Потапов дышит, как запалившаяся лошадь.
— Слышь, Санек, — наконец выдавливает он из себя. Мне удивительно, в его голосе впервые слышатся человеческие нотки. — Ты вот что, не бегай так, я за тобой не успеваю, — сознается он.
Еще через полчаса мы приноравливаемся друг к другу. И уже всем легче, хотя многие по-прежнему костерят в бога и черта.
Прошлой зимой тянули от электростанции новую линию. Влез на столб, а мороз за тридцать, поддает жару. Кричу сверху Брызгину: «Давай плоскогубцы, кусок проволоки». Надо было закрепить на изоляторе натянутый остальными тремя электриками провод. А он в палец толщиной, и держать тридцатиметровый пролет ребятам тяжеловато. Юрка подает на веревочке проволочку. У меня уже руки закоченели, пальцы не гнутся, а надо еще крепить. Спрашиваю: «Где плоскогубцы?» А он — «Сейчас подам». Ух и разнеслось в морозном воздухе, на весь поселок, все, что в эту минуту я думал о Юрке. На улицах никого — все на производстве.

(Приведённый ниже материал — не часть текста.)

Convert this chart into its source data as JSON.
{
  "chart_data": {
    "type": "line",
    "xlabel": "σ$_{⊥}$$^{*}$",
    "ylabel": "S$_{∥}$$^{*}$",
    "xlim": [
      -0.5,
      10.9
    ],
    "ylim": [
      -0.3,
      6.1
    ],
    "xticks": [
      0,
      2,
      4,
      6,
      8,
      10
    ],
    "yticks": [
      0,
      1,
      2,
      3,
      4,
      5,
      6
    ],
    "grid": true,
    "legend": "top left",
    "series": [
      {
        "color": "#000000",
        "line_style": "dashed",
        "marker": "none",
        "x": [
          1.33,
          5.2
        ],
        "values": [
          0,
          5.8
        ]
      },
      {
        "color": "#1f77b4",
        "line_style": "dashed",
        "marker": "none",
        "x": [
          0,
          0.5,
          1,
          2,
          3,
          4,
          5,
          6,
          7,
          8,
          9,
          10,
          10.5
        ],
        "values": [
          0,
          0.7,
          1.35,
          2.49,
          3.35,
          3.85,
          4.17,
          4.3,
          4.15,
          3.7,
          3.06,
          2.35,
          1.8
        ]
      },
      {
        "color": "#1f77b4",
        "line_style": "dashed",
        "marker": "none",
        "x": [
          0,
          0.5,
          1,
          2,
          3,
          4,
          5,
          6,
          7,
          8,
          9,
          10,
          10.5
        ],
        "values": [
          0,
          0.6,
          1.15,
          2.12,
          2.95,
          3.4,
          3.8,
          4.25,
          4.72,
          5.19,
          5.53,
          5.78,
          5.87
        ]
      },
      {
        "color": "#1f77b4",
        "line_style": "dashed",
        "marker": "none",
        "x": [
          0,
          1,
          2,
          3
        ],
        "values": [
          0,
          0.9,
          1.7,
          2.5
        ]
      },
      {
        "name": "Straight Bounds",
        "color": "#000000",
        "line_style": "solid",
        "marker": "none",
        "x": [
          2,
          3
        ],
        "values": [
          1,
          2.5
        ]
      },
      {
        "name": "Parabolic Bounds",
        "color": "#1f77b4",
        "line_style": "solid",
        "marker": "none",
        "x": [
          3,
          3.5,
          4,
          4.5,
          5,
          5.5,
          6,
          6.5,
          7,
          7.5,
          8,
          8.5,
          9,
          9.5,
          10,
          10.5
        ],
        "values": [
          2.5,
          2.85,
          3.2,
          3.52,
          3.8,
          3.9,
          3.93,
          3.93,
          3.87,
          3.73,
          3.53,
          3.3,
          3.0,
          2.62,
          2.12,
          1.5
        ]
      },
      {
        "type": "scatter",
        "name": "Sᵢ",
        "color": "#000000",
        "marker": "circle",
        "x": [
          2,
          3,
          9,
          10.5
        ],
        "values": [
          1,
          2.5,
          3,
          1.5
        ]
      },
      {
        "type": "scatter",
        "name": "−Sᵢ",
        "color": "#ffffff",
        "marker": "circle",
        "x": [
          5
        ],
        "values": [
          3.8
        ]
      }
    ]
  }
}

Но недельки через две встречает меня у клуба пожилая учительница, она меня в младших классах учила. И как всегда, то да се, как дела. Отвечаю, все, мол, нормально. А она мне: «Санечка, не думала, что ты умеешь эти слова произносить. Я с малышами у школы гуляла, как услышала, стыдно за тебя стало». Пришлось попросить извинения.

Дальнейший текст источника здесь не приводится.